How about you? Do you find yourself over-committed? How do you manage to do it all?

Comments

  1. Rachel says

    This post made me happy. I love hearing that other women have decided to stop the crazy-must-do-it-all and just focus in on our bigger goals and loves.

    Doing less, but more of what is really important to me, has been a challenge since becoming a parent. In the last year I feel like I’ve really embraced that my family, and I, work best on a relaxed schedule without lots of commitments. Deciding to have fewer commitments has left us more time for projects we’re really passionate about and more time for spontaneous fun.

    One of the things I gave up: regimented housekeeping. I’ve lowered the bar and just give myself a few time windows during the week to hang laundry and do some general cleaning. If the kitchen floor doesn’t get done that week I do it the next. No big deal. I also decided to give up on craft projects with my toddler. He gets craft time at daycare a few times a week. We do things we both like: swimming (he is loving it!), time at the park and a fun music and movement class.

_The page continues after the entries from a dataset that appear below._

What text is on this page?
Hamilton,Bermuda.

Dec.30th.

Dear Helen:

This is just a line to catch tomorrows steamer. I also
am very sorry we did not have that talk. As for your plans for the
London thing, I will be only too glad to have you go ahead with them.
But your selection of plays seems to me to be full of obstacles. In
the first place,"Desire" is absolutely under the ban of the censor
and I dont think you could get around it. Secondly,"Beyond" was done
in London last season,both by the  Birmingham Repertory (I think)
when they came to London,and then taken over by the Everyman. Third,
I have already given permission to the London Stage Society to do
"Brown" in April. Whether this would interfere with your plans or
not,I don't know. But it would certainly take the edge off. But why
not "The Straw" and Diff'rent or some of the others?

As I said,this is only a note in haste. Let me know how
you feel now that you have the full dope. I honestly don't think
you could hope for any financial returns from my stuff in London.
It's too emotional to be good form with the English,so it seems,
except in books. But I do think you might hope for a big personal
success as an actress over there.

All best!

    So I don’t “do it all” or even try to. I’m much more content this way.
    Rachel´s last blog post ..How to Avoid Duplicates

  2. Amanda says

    I’m glad that weight has been lifted for you! I’m spinning my wheels a lot lately, too, but mostly it’s stuff I can’t get out of (work, having a sieve-like brain due to pregnancy, and looking for a new home). I know that this is just a phase, though, and things are going to get less crazy soon (well, until the new baby arrives, that is).
    Amanda´s last blog post ..Minor Quirks and Tragic Flaws

  3. Nicole says

    I have definitely cut down on committments and said “no” a lot lately. There is an idea that SAHM’s have all the time in the world to volunteer for things, commit to things, etc., etc., and when it comes down to it, all these things add up and take up tons of energy. Good for you to get focused! Spreading oneself too thin is never a good idea!
    Nicole´s last blog post ..The book fair is over. Where’s my corkscrew?

  4. Mama in the City says

    Great topic for discussion Marilyn! I find myself in this rut from time to time…like quite frequently! When the flow is good and I feel on top of it all, I look around and realize it is because I had realistic expectations and not a lot of extras on my plate. I used to do A LOT of meet ups with friends, and I loved them but they did take a lot of my time away from my family. So, for now, I’ve cut down on that and changed things to accommodate what I need for right now.
    Mama in the City´s last blog post ..I Was That Mother. The Mother You Would Judge

  5. Loukia says

    FOCUS – yes. Great word.I need to figure things out myself, and learn how to manage my time better… I’m up till 1 a.m. most nights, which means I’m not getting a lot of sleep because I’m waking up at 6 a.m .

  6. Leanne says

    I must be over-committed because by the time I got to the bottom of the comment section, I forgot what your question was! I am reviewing each of my commitments to evaluate how I can modify them so that I can get more me time. I am learning my limits and my endurance. Looking forward to summer since for some reason I feel I can breath more, have more time (for whatever), and do not feel closed in! May be it is the endless fields of green instead of mounds of snow that makes a difference! My word for the year is content.

  7. Tarable says

    I am ALWAYS looking for ways to simplify and cut away the excess. The simpler I keep things, the easier it is to feel accomplished and in control. But it’s very easy slide into that trap of trying to do too much or committing to too much. I’m unpopular with several people because I say no a lot. Just, no. Sorry, no.

    No we don’t want that. No we can’t do that. Sorry, no, we can’t make it to that.